Gloria’s Voice: The Story of Gloria Steinem – Feminist, Activist, Leader – Aura Lewis, Sterling Children’s Books, 2018
Gloria Steinem’s name evokes the movement to liberate women from all the restrictions historically placed on us. Introducing to young readers her work on behalf of economic justice, reproductive rights, political participation, and empowering consciousness-raising, is a challenging task. In Gloria’s Voice, author and illustrator Aura Lewis has chosen to embed Gloria’s message of liberation in simple language and colorful pictures with subdued symbolism, reserving many details for notes at the end of the book. The result is a kind of two-books-in-one, which allows optimism to dominate, while providing additional information to supplement information in the text. Some adult readers may find that this mechanism compromises the truths of Steinem’s complex life and career, but children will definitely come away with a message of female strength,
At first glance, Lewis’s pictures are full of pastel colors and cheerful colors, even when characters confront difficult realities. Gloria first appears dancing across the keys of a typewriter. On the next pages, she is absorbed in reading about female heroines under a background of oversized flowers. Yet within some of the illustrations there are more provocative images open to different interpretations. Facing in the opposite direction from the girl propped on her elbows, reading, are a tiny-scale elephant followed by its child, a likely reference to Gloria’s painful challenge of caring for a mentally ill mother.
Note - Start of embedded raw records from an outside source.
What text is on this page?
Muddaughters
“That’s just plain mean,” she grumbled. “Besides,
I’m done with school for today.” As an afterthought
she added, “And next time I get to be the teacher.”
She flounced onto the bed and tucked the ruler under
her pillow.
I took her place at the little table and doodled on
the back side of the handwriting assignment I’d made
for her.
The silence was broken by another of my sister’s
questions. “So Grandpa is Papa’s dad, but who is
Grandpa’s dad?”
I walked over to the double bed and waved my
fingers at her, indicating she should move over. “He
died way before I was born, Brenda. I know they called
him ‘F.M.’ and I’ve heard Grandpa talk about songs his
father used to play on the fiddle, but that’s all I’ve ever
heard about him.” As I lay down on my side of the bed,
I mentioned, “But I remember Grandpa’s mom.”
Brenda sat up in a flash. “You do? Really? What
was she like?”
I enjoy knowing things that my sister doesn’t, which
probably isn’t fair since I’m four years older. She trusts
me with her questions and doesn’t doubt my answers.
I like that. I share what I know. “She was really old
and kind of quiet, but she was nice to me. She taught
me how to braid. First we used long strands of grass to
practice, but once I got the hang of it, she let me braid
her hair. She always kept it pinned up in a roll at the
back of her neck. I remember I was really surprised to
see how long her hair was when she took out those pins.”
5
A scene of mother and child against the background of New York City, where Gloria’s mother had hoped to pursue dreams of journalism, shows Gloria holding hands with Steinem; both are serenely smiling. Only in the “Page-by-Page Notes” do readers learn that Ruth’s illness was psychiatric. The story itself refers only to the fact that she “falls ill,” and the one-page biographical summary states that “Gloria lived with her ailing mother.” This choice may serve to stigmatize mental illness, or simply to relegate some painful aspects of Steinem’s life to the book’s backmatter, where interested readers may access them. There is undoubtedly some dissonance in the book’s structure.
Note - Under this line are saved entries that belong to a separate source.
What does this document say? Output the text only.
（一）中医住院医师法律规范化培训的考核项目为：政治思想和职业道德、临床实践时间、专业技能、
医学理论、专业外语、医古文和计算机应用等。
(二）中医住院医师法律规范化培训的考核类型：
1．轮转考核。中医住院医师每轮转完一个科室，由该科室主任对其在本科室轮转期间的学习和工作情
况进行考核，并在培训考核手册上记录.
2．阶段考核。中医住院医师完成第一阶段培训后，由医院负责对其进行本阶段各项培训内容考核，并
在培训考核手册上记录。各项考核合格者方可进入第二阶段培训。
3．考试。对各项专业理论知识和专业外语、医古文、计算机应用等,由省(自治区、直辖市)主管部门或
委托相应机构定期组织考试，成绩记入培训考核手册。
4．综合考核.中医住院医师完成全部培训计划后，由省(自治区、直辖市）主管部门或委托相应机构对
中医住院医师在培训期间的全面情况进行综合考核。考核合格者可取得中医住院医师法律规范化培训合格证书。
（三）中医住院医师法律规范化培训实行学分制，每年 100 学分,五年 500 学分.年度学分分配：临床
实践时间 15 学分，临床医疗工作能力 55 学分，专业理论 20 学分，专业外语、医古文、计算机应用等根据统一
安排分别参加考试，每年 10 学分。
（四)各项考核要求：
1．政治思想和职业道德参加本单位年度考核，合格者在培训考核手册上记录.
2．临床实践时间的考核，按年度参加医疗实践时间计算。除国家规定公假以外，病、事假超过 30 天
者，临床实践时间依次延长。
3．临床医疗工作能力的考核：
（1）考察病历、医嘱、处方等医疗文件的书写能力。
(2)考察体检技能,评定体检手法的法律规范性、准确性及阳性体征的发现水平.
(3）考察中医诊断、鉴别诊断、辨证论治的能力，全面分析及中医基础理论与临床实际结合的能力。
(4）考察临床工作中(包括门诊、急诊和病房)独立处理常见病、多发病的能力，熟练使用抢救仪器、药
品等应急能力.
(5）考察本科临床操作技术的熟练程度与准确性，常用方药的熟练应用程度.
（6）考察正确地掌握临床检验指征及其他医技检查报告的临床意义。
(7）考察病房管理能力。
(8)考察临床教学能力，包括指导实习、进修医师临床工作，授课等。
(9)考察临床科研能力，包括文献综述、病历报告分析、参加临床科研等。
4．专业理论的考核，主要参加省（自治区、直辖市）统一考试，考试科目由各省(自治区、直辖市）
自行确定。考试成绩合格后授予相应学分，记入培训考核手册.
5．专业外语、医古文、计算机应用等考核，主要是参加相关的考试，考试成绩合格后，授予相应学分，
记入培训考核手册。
Then again, maybe the pictures themselves reveal some of the young Steinem’s suffering. One two-page spread shows an uncharacteristically sad Gloria playing with a large dollhouse. Inside, the figure of her mother has been reduced to an exhausted figure covered by a blanket, a book open in her lap, and the slippers at her side pointing to her immobility. “Sometimes, it’s as if Gloria is the grown-up and her mama is the child,” the text reads. Even the use of the word “mama” here intensifies the inappropriate nature of the role reversal. Gloria is a child herself, forced to care for an incompetent parent. Some readers may understand this situation to be frightening, while others, if they have not experienced the situation themselves, may read the text literally as one small disappointment, especially as it is followed by Gloria’s many achievements.
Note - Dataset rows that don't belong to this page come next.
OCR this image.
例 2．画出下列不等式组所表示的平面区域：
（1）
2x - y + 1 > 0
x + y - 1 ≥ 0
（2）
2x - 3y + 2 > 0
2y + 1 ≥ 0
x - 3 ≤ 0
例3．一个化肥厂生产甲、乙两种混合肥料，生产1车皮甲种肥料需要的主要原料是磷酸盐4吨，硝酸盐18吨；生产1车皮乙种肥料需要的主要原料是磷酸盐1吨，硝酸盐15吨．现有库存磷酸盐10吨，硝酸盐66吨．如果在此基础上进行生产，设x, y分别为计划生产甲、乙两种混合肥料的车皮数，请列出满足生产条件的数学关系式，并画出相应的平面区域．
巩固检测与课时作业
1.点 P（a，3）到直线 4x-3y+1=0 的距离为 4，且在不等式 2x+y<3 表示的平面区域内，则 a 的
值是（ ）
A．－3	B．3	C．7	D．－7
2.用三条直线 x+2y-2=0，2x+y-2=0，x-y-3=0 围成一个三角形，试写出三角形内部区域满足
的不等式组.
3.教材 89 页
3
That typewriter keeps showing up, with Gloria typing articles about the silly features reserved for women journalists, and, finally, as she strides the keyboard in her 1970s bellbottoms, envisioning the “big idea” of Ms. magazine. The “Page-by-Page Notes” are keyed not by page number but by image. They are inconsistent. Readers do not learn which “friend’ sent her to cover a meeting of the women’s liberation movement, while the notes do add more complete information about “Dorothy,” as Dorothy Pitman Hughes, the African-American activist with whom Steinem founded Ms. Some of Aura’s decisions about whether or not to include information in the text may seem random. There is a key to the picture of people, some ordinary and some famous, lining up to buy a copy of the magazine. Bella Abzug is wearing a signature hat, but otherwise looks uncharacteristically demure.
Gloria’s Voice does allow children, to hear that voice, offering a moving account of Steinem’s progress from sad childhood to remarkable life of advocacy on behalf of women and men. Its inconsistencies are real, but they do not ultimately take away from the experience of readers aged seven and older, as they are immersed in Steinem’s life of commitment to change.